Lamentablemente, con este reconocimiento previo de que el objetivo prioritario era no perder terreno con los sindicatos, poco y nada podía esperarse de esta pretensión de cambio de ADN, porque por más respaldo político que se tenga desde Presidencia, la columna vertebral del status quo en la enseñanza proviene de la conjunción de acciones de sectores de la coalición de izquierdas con las corporaciones que dominan la enseñanza, y era impensable que el Poder Ejecutivo pudiera tener algún éxito razonable contra esta máquina de impedir.
Bueno, lo único conocido hasta ahora es que la combativa ministra solo ha perdido o esquivado batallas, incluyendo la mal encarada confrontación a través del decreto de esencialidad frustrado, y encima, hubo decisiones de la ministra que apuntaron contra quienes supuestamente debían ser los ejecutores de la política presidencial del cambio, y los problemas por falta de recursos por limitaciones fiscales para alcanzar el 6 por ciento.

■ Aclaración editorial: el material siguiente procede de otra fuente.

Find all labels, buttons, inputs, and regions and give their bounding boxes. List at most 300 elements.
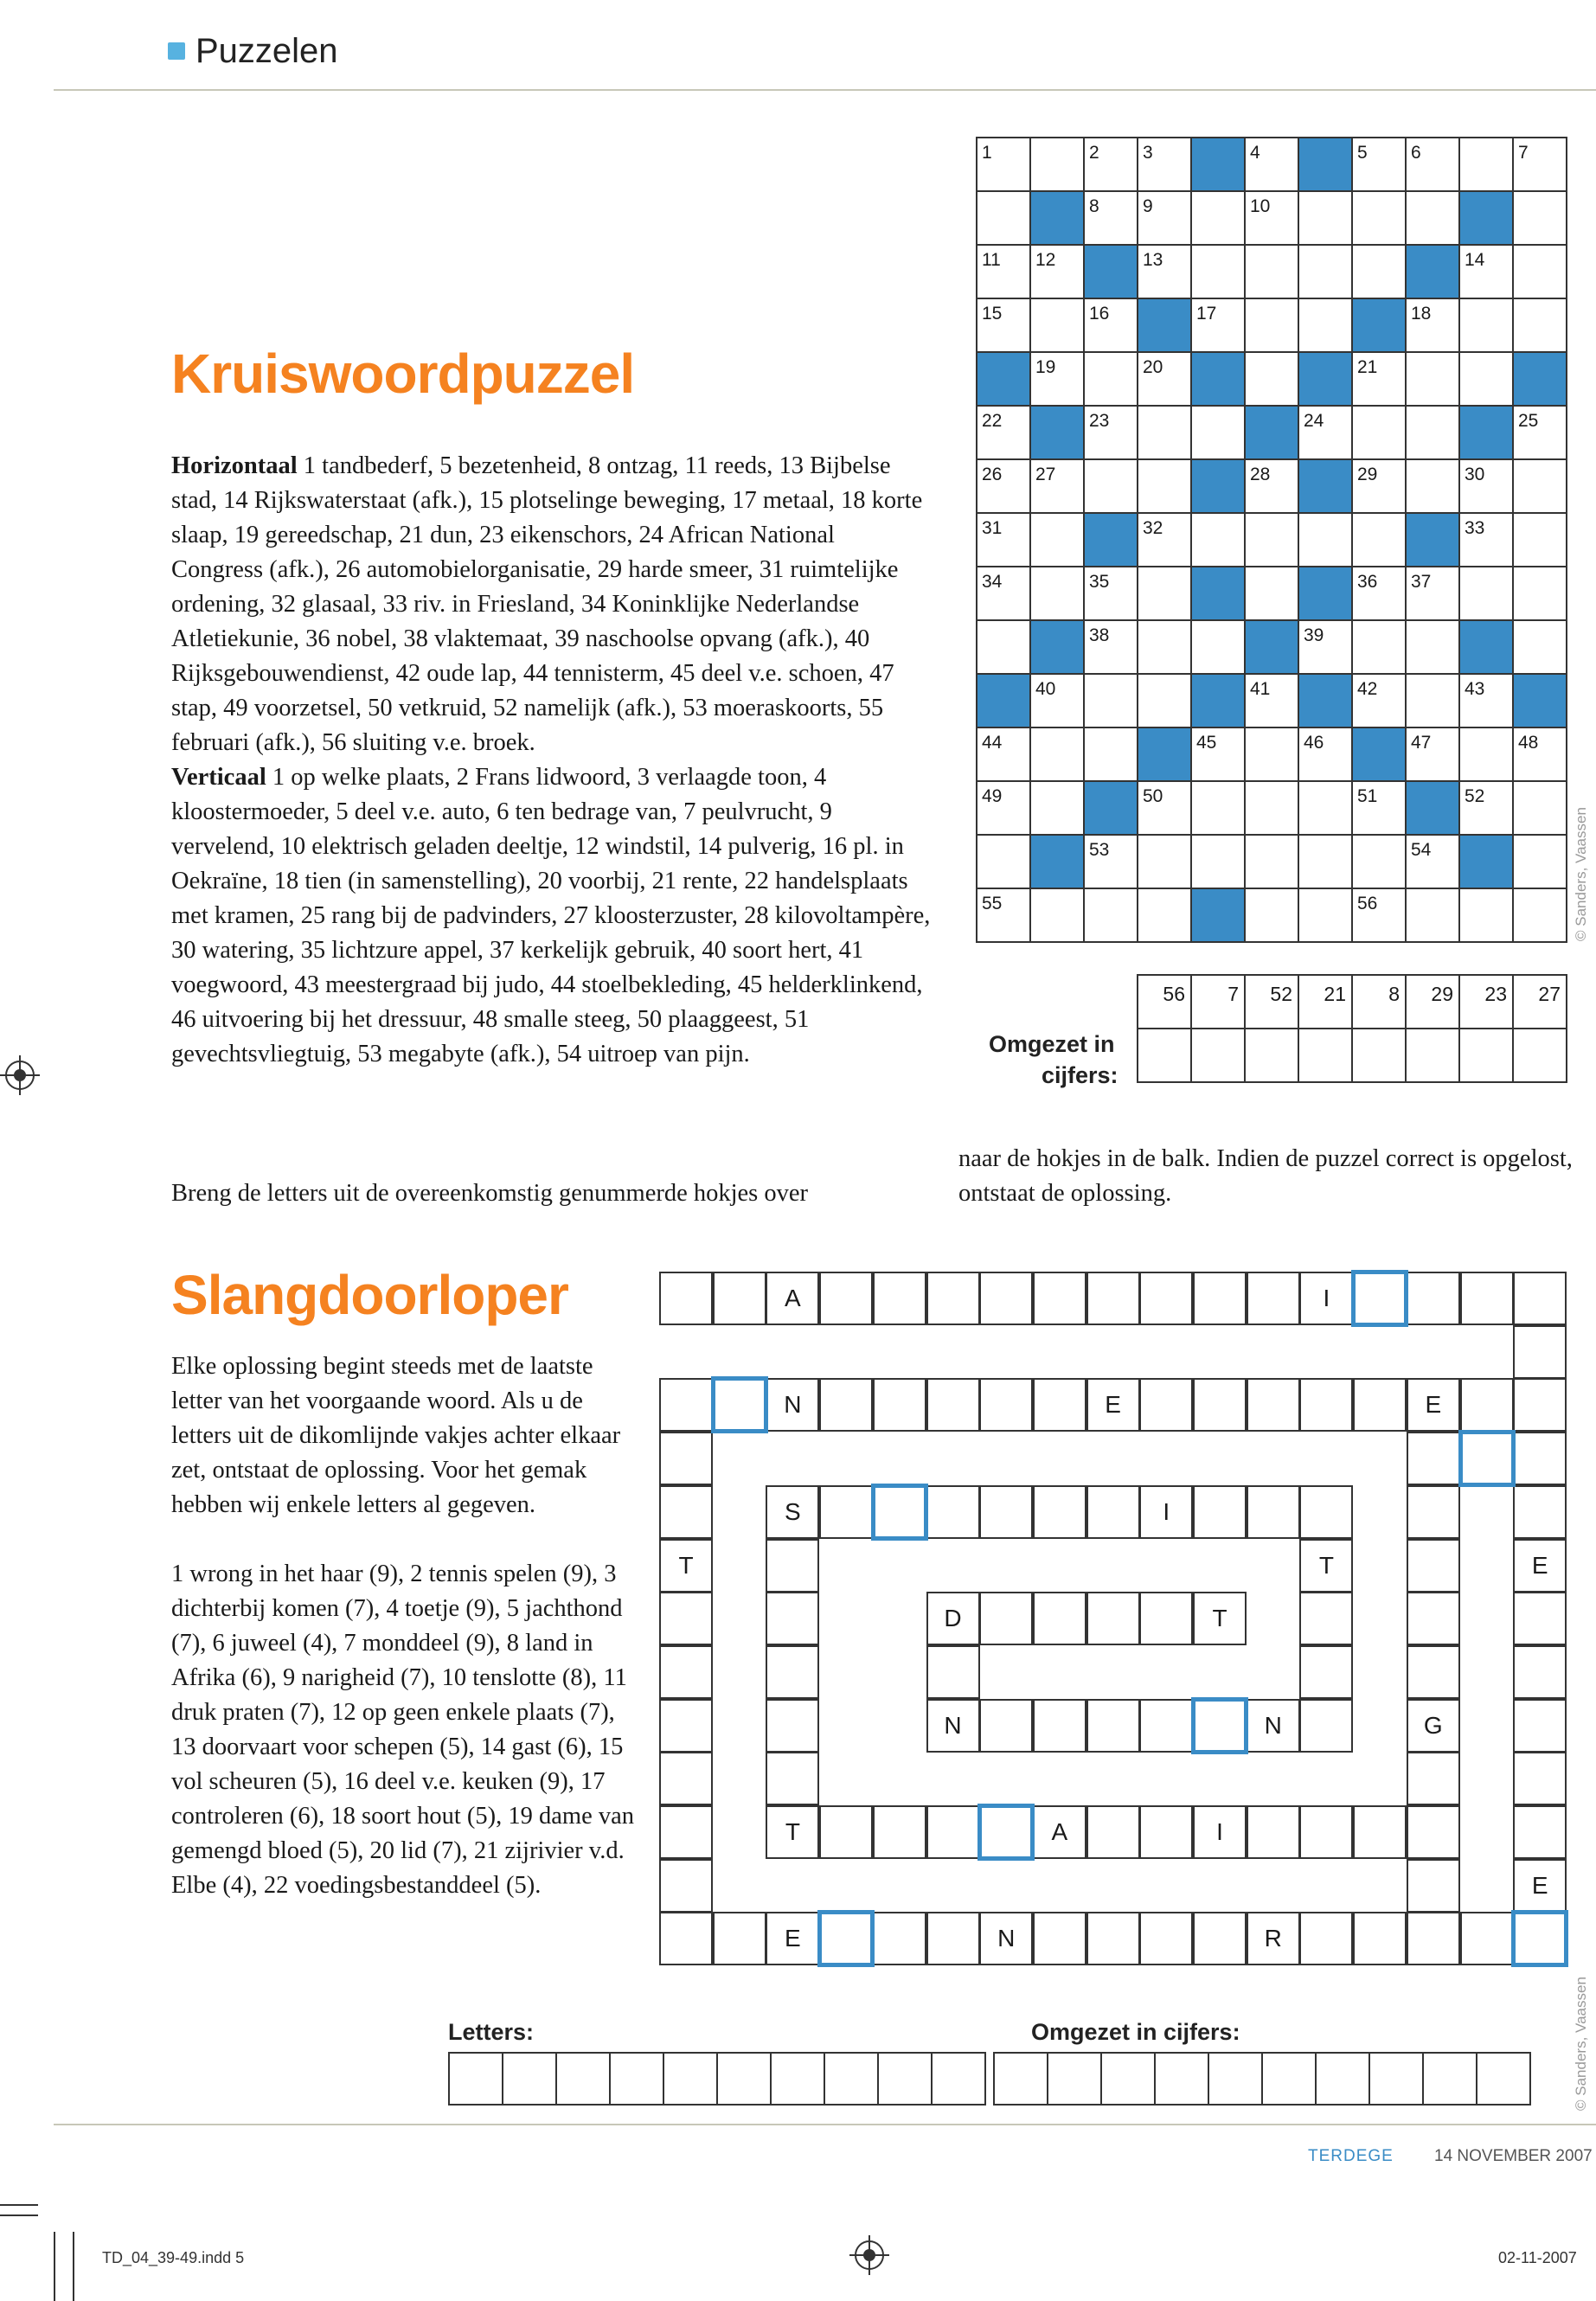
crossword-cell[interactable] xyxy=(1031,299,1085,353)
snake-cell[interactable]: A xyxy=(1033,1805,1086,1859)
snake-cell[interactable]: I xyxy=(1299,1272,1353,1325)
crossword-cell[interactable] xyxy=(1299,728,1353,782)
letter-box[interactable] xyxy=(879,2054,933,2106)
snake-cell[interactable] xyxy=(1353,1805,1407,1859)
crossword-cell[interactable] xyxy=(1299,782,1353,836)
snake-cell[interactable] xyxy=(659,1645,713,1699)
verticaal-label: Verticaal xyxy=(171,764,266,791)
snake-cell[interactable]: E xyxy=(1407,1378,1460,1432)
letter-box[interactable] xyxy=(611,2054,664,2106)
crossword-cell[interactable] xyxy=(1407,836,1460,889)
crossword-cell[interactable] xyxy=(1192,246,1246,299)
cijfer-box[interactable] xyxy=(1102,2054,1156,2106)
crossword-cell[interactable] xyxy=(1138,567,1192,621)
snake-cell[interactable] xyxy=(873,1912,926,1965)
cijfer-box[interactable] xyxy=(995,2054,1048,2106)
crossword-cell[interactable] xyxy=(1138,836,1192,889)
crossword-cell[interactable] xyxy=(977,192,1031,246)
crossword-cell[interactable] xyxy=(1192,299,1246,353)
snake-cell[interactable] xyxy=(1407,1912,1460,1965)
crossword-cell[interactable] xyxy=(1246,514,1299,567)
crossword-cell[interactable] xyxy=(1514,782,1567,836)
snake-cell[interactable]: I xyxy=(1139,1485,1193,1539)
crossword-cell[interactable] xyxy=(1460,353,1514,407)
answer-input-cell[interactable] xyxy=(1460,1029,1514,1083)
snake-cell[interactable] xyxy=(1513,1752,1567,1805)
crossword-cell[interactable] xyxy=(1138,192,1192,246)
snake-cell[interactable] xyxy=(1299,1805,1353,1859)
snake-cell[interactable] xyxy=(1513,1432,1567,1485)
snake-cell[interactable] xyxy=(1086,1272,1140,1325)
crossword-cell[interactable] xyxy=(1138,514,1192,567)
answer-input-cell[interactable] xyxy=(1514,1029,1567,1083)
snake-cell[interactable] xyxy=(1139,1805,1193,1859)
snake-highlight-cell[interactable] xyxy=(977,1804,1035,1861)
snake-cell[interactable] xyxy=(1407,1432,1460,1485)
crossword-cell[interactable] xyxy=(1514,246,1567,299)
crossword-cell[interactable] xyxy=(1299,514,1353,567)
snake-cell[interactable] xyxy=(1139,1592,1193,1645)
snake-cell[interactable] xyxy=(926,1378,980,1432)
snake-cell[interactable] xyxy=(873,1805,926,1859)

Y en suma, el mayor logro de la ministra es haber eliminado del tablero a figuras relevantes de la reforma prevista, y así cayeron desde el director de la Biblioteca Nacional, Carlos Liscano, hasta el director nacional de Educación, Juan Pedro Mir, este último precisamente por haber asumido, con notoria razón, que no había voluntad política coherente para rehacer el sistema público de enseñanza.
Sostuvo Mir que “no creo que hagamos un cambio de ADN porque no están dadas las condiciones políticas en el gobierno de la educación”, y no le erró ni un ápice, pero lo que sí hizo fue desatar las iras de la ministra y del Poder Ejecutivo, por lo que fue cesado, y luego, en solidaridad con Mir, renunció el subsecretario de Educación y Cultura, Fernando Figueira.
Tenía razón precisamente Filgueira cuando había señalado ante la prensa que no creía que las reformas puedan hacerse desde adentro de la educación, al fin de cuentas, sino que más allá de algunos cambios puntuales, la verdadera reforma debe surgir de decisiones del sistema político.
Y esto fundamentalmente debe ser así porque el sistema político conlleva en su espectro la representación de todos los ciudadanos, precisamente de aquellos que sostienen y deben ser los receptores de las mejoras que se instrumenten en el ámbito educativo, que necesita ser “aggiornado” y ser la columna vertebral para sostener los cambios destinados a insertarnos en el mundo moderno.
Es decir, estar en condiciones de asumir los desafíos para contar con los recursos humanos acompasados a la dirección en que va el mundo del trabajo, promoviendo la capacitación, y sobre todo para no seguir perdiendo terreno sistemáticamente respecto no solo al primer mundo, sino a muchos países del subcontinente donde no se registra un retraso de esta magnitud.
Pero para ello debe instrumentarse lo que sostiene Filgueira, como es también la opinión de la mayoría de la dirigencia política y de los ciudadanos del país, en el sentido de que la reforma de la enseñanza no puede provenir de quienes se resisten a los cambios, que son los que están adentro y son parte del problema, sino desde afuera, desde el sistema político que representa a la ciudadanía.